Gregor considered this. “It could have been an act of desperation,” he suggested. “Maybe she had had all she could take of hostility from the town, and she felt driven to make a really crazy offer.”

“I think she had had as much as she could take of hostility from me and my people,” Henry Holborn said, “but I don’t think she was acting in desperation. I’ve seen people in desperation. I see it every day. I saw Stephen Harrow the day before he confessed to the murders.”

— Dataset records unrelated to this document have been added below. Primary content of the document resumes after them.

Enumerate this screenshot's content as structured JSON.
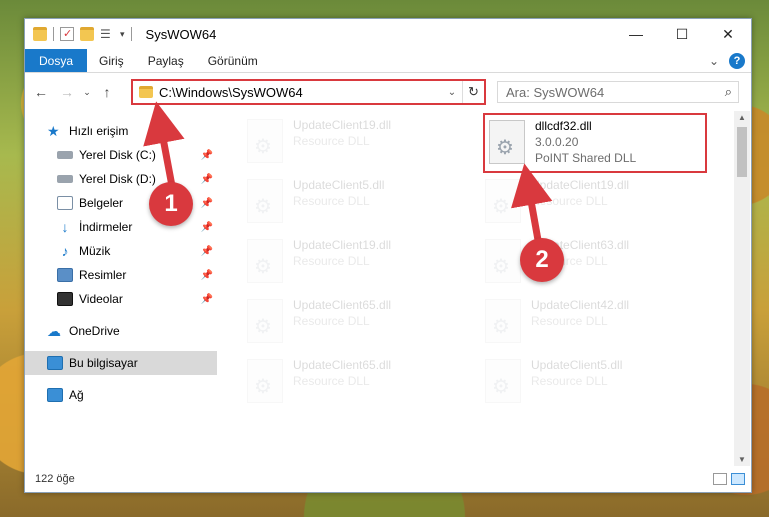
{
  "window": {
    "title": "SysWOW64"
  },
  "ribbon": {
    "tabs": [
      "Dosya",
      "Giriş",
      "Paylaş",
      "Görünüm"
    ]
  },
  "address": {
    "path": "C:\\Windows\\SysWOW64"
  },
  "search": {
    "placeholder": "Ara: SysWOW64"
  },
  "nav": {
    "items": [
      {
        "label": "Hızlı erişim",
        "icon": "star-icon",
        "pinned": false
      },
      {
        "label": "Yerel Disk (C:)",
        "icon": "drive-icon",
        "pinned": true
      },
      {
        "label": "Yerel Disk (D:)",
        "icon": "drive-icon",
        "pinned": true
      },
      {
        "label": "Belgeler",
        "icon": "documents-icon",
        "pinned": true
      },
      {
        "label": "İndirmeler",
        "icon": "download-icon",
        "pinned": true
      },
      {
        "label": "Müzik",
        "icon": "music-icon",
        "pinned": true
      },
      {
        "label": "Resimler",
        "icon": "pictures-icon",
        "pinned": true
      },
      {
        "label": "Videolar",
        "icon": "videos-icon",
        "pinned": true
      },
      {
        "label": "OneDrive",
        "icon": "cloud-icon",
        "pinned": false
      },
      {
        "label": "Bu bilgisayar",
        "icon": "computer-icon",
        "pinned": false
      },
      {
        "label": "Ağ",
        "icon": "network-icon",
        "pinned": false
      }
    ]
  },
  "files": {
    "highlighted": {
      "name": "dllcdf32.dll",
      "version": "3.0.0.20",
      "desc": "PoINT Shared DLL"
    },
    "background": [
      {
        "name": "UpdateClient19.dll",
        "desc": "Resource DLL"
      },
      {
        "name": "UpdateClient5.dll",
        "desc": "Resource DLL"
      },
      {
        "name": "UpdateClient19.dll",
        "desc": "Resource DLL"
      },
      {
        "name": "UpdateClient19.dll",
        "desc": "Resource DLL"
      },
      {
        "name": "UpdateClient63.dll",
        "desc": "Resource DLL"
      },
      {
        "name": "UpdateClient65.dll",
        "desc": "Resource DLL"
      },
      {
        "name": "UpdateClient42.dll",
        "desc": "Resource DLL"
      },
      {
        "name": "UpdateClient65.dll",
        "desc": "Resource DLL"
      },
      {
        "name": "UpdateClient5.dll",
        "desc": "Resource DLL"
      }
    ]
  },
  "status": {
    "count": "122 öğe"
  },
  "annotations": {
    "step1": "1",
    "step2": "2"
  },
  "colors": {
    "accent": "#1979ca",
    "highlight": "#d9393e"
  }
}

“So did I,” David said. “He was crazy.”

“I believe in the Devil,” Henry Holborn said. “I be­lieve that Satan is a real and existent presence in this world. But Stephen Harrow was wandering around town, seeing the Devil in the flesh right in front of his face. Zhondra was not like that when she came to talk to me. She was per­fectly calm and perfectly lucid. She acted as if she was trying to buy a good winter coat and knew she was going to have to pay more than she wanted to to get it.”

“He said he could see the devil in the palm of his hand,” David said. “I asked him if he wanted me to help him home, but he didn’t. I thought—I don’t know what I thought. But I look back on it now, and I don’t think he was in his right mind.”

Henry Holborn moved away from the abstract art. Gregor didn’t think he had ever really seen it. “Oh, well,” Henry said. “It’s like I said. It doesn’t matter anymore, now that all that happened with Stephen. But it was on my mind, so I decided to come to you and get it off.”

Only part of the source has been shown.